The Financial Times wonders if anyone would be capable of taming the Tory beast.

It is not that Mr Cameron is a "remarkably negligent leader" - rather the Tories are a "remarkably unruly party" who, it thinks, may have crossed into "outright ungovernability".

Euroscepticism crowds out all else, the paper argues, even the survival instinct that keeps a party together.

It offers cold comfort to the PM with its conclusion "anyone not drawn from the party's hardcore would be as beleaguered as Cameron is now".

Welfare reforms

The Guardian says the prime minister is in danger of looking as weak as John Major at the height of the Maastricht crisis but cautions that this is not the time for the Labour Party to be smug.

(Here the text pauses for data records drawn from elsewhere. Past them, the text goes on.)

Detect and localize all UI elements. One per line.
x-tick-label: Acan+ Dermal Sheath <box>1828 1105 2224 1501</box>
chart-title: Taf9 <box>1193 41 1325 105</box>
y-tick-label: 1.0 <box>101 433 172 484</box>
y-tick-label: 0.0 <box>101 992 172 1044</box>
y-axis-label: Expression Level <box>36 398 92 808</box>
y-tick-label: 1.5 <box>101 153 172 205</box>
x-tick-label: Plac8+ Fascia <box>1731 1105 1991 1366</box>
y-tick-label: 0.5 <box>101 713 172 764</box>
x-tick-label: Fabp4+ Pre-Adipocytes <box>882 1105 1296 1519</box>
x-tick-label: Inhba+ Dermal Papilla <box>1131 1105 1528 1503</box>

Problems are piling up at Ed Miliband's door too it warns - not least his failure to articulate a convincing narrative on the economy and the welfare state.

It quotes the findings of a Joseph Rowntree Foundation report that suggests almost half of Labour supporters believe welfare recipients are undeserving and people would learn to stand on their own two feet if benefits were not so high.

A view, the paper notes, that is at odds with the party's current stance.

The Daily Telegraph agrees that this hardening of attitudes among Labour voters is likely to fuel the debate within the party over where to position itself on welfare reform.

Dropped sales

"My lover, the Monster" is the headline in the Daily Mirror which has an exclusive interview with Tia Sharp's grandmother whose former partner has pleaded guilty to the schoolgirl's murder.

And finally, the sliced white loaf will soon be toast according to the Daily Mail which says the humble UK staple cannot compete with our penchant for croissants, bagels and wraps.

Sales have dropped by 31 million loaves in the past year as the nation simply loses its taste for it.